DNS-Based Environment Determination
- by zvolkov
Found the following here. The questions is: where can I find more details on how exactly implement this on Windows? Any guide or how-to anybody? Or maybe you can provide your invaluable suggestions?
Specifically, how do I make so that "all QA servers would first resolve entries in qa.example.com first and then if that lookup failed they would try example.com" (I'm a dev, not a DNS specialist, but our IT Support has refused to help on this:()
Use DNS Based Environment
Determination for your servers. Do
this by initially splitting your top
level domain into a number of sub
domains depending on their function,
and then creating DNS Service Names in
each of the sub domains pointing to
the relevant server for that service.
Based on the list above we would then
have:
* clientdb.prod.example.com for Production
* clientdb.perf.example.com for Performance Testing
* clientdb.qa.example.com for QA
* clientdb.dev.example.com for Development
Servers then resolve entries in their
relevant sub domain by function. That
is, all QA servers would first resolve
entries in qa.example.com first and
then if that lookup failed they would
try example.com.
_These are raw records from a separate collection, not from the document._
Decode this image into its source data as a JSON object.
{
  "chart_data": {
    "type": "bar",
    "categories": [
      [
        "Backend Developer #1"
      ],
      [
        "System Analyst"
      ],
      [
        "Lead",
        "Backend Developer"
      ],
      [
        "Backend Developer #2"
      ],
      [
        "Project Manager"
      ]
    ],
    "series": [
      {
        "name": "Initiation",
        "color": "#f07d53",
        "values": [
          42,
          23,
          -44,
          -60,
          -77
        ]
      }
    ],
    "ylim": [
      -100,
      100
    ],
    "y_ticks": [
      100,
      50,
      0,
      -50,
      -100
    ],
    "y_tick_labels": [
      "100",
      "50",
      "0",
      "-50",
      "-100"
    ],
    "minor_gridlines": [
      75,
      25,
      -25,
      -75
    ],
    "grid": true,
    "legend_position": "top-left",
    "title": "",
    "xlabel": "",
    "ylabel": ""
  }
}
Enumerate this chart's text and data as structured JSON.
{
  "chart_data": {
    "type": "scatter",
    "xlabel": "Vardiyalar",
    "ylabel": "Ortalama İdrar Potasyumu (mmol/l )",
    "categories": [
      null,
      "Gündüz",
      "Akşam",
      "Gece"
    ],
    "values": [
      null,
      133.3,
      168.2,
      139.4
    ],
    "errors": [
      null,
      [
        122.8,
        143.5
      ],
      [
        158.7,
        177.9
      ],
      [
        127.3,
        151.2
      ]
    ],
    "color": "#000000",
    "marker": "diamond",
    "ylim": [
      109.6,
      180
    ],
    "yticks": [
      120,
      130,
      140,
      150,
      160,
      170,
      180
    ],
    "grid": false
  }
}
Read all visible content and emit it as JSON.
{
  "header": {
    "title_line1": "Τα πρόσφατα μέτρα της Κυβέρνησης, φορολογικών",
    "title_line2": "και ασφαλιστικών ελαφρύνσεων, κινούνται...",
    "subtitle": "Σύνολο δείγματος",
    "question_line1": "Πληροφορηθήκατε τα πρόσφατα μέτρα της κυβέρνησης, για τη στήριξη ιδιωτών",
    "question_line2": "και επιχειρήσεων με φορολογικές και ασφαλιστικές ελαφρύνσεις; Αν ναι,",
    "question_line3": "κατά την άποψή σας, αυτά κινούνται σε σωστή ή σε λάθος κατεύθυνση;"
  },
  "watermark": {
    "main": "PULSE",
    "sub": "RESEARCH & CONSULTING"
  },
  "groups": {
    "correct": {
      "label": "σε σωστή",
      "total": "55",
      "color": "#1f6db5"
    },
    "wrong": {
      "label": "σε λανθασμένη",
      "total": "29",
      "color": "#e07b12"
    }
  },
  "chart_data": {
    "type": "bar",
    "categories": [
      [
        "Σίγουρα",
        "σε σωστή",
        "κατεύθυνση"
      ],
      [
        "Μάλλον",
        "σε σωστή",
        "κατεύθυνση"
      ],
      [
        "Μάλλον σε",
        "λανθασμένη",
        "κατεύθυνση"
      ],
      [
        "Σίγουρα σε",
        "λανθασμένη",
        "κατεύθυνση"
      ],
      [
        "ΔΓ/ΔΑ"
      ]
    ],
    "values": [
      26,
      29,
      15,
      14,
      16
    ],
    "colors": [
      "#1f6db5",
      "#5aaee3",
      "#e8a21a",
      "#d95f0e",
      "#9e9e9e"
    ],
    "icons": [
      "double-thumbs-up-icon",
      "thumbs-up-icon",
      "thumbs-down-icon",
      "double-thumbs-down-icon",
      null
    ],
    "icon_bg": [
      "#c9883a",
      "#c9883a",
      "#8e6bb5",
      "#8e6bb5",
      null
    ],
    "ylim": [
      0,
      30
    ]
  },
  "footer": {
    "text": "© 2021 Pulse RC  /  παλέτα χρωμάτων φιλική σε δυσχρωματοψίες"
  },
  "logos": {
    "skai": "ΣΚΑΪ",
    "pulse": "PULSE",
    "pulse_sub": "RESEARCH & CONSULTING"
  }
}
This allows you to
have a single configuration entry for
your client database hostname
(clientdb) that would resolve
correctly in all environments. This
technique has the added advantage of
still having global services defined
in a common top level domain.
This seems to be related to Providing "split horizon" DNS service. Reading that, I see that I will probably need separate DNS Server for each environment. Is this true or does Windows support some form of "tagging" the records to be visible depending on the requestor's IP?